Grahamstown Misty Morning

This is a typical early morning winter scene from Robinson Street. The sun’s just up, cars and bakkies full of schoolchildren are labouring up the hill to PJ Olivier and the mist’s flowing past. Soft light catches the side of all the buildings so it’s almost like an English watercolour – at least that’s the effect I’ve tried to capture here.

RODDY FOX

Roddy is a self taught photographer whose first camera, a Zeiss Ikon, was bought in 1974 from a second hand dealer in Glasgow. Through the forty years since then, he's taken landscape photographs with Pentax, Olympus and FujiFilm systems for his teaching and research as a geography academic at Kenyatta and Rhodes Universities. He has always been inspired by great nature and landscape photographers such as Nick Brandt, Beth Moon, Obie Oberholzer and Hans Strand. Since taking early retirement he has been able to pursue his passion for photography, published a photobook ’Symmetry in Nature and held three solo exhibitions at the National Arts Festival, Grahamstown, South Africa. 

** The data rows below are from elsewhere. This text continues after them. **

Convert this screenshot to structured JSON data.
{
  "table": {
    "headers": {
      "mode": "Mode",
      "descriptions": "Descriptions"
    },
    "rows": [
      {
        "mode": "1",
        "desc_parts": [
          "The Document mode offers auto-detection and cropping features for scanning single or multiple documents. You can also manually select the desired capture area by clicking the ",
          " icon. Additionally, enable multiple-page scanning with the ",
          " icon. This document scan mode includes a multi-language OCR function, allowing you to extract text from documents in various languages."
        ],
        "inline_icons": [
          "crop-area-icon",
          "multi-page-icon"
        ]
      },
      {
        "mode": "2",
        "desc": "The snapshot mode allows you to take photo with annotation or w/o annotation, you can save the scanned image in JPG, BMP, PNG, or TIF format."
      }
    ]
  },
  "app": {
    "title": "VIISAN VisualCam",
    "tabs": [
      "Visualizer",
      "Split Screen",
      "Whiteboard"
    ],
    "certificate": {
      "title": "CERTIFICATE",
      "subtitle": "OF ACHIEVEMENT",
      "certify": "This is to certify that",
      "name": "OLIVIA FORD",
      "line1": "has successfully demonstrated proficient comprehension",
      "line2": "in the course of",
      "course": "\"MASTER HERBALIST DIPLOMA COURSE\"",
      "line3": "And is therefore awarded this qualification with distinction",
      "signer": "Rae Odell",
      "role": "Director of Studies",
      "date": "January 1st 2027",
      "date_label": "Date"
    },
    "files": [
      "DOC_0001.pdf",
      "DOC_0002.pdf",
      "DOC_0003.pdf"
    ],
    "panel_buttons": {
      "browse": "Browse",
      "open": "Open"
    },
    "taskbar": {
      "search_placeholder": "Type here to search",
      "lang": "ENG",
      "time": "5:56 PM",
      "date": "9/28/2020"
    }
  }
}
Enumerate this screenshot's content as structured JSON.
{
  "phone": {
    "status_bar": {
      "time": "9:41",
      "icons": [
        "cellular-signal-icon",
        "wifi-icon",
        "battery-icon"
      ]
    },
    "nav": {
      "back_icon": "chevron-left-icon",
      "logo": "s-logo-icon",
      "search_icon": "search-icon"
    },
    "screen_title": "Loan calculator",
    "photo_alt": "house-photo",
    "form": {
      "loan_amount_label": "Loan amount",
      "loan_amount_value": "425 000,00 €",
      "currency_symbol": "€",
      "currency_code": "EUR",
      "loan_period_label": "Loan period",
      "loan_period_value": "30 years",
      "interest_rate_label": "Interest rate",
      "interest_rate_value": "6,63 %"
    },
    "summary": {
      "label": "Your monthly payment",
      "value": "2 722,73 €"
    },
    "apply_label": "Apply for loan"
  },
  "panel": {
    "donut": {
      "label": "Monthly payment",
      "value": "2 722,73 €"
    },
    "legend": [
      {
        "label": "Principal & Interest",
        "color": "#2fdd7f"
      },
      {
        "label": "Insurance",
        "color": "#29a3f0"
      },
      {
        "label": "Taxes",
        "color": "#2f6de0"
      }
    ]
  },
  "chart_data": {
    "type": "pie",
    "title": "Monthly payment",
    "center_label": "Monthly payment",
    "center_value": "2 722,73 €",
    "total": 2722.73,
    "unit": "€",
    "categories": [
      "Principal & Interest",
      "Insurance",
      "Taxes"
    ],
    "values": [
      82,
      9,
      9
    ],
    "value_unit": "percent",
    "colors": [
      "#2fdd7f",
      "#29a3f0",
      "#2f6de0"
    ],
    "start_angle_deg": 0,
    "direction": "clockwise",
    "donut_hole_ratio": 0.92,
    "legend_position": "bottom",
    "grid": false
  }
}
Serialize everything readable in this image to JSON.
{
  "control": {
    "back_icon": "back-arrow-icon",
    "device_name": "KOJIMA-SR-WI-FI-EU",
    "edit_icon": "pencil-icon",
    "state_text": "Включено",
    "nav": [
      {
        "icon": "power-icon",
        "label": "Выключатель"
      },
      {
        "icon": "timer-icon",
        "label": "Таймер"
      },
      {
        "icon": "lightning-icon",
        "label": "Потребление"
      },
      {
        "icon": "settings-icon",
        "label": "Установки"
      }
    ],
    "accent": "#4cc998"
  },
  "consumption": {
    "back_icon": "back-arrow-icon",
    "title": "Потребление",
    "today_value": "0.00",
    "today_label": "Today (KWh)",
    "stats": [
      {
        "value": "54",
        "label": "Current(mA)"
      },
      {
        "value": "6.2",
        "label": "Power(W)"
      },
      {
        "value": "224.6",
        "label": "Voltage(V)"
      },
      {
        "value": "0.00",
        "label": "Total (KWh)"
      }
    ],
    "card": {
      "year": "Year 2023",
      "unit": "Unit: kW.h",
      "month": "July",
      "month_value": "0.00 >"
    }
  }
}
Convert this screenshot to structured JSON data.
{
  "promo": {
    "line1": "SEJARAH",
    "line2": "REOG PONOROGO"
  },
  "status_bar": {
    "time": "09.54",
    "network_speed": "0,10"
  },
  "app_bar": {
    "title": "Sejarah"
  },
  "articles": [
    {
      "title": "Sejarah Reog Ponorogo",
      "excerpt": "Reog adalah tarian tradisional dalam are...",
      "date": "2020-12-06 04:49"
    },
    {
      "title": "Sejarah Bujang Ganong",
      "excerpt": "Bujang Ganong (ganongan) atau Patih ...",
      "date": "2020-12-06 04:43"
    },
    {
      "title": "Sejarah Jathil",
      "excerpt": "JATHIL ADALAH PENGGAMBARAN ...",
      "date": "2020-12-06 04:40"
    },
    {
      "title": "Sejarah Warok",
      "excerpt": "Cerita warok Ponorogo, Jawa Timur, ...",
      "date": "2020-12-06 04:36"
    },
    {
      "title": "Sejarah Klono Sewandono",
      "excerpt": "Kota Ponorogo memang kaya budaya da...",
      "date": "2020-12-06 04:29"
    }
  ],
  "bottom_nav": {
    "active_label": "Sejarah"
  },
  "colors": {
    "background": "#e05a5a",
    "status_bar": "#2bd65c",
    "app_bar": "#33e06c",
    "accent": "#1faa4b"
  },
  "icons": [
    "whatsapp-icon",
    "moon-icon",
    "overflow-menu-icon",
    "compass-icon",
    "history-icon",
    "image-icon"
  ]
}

His landscape photography is about light: often at low angles, of forests, mist and clouds, the night sky and lightning. He prints on different media depending on the affects he wants to produce: brushed aluminium for reflecting angled light; Hahnemühle German Etching paper for soft diffusion; Ilford Metallic Gloss for vibrant night pictures.

His conceptual photography uses mirroring and merging of layers to explore patterns, motifs and the feminine in nature.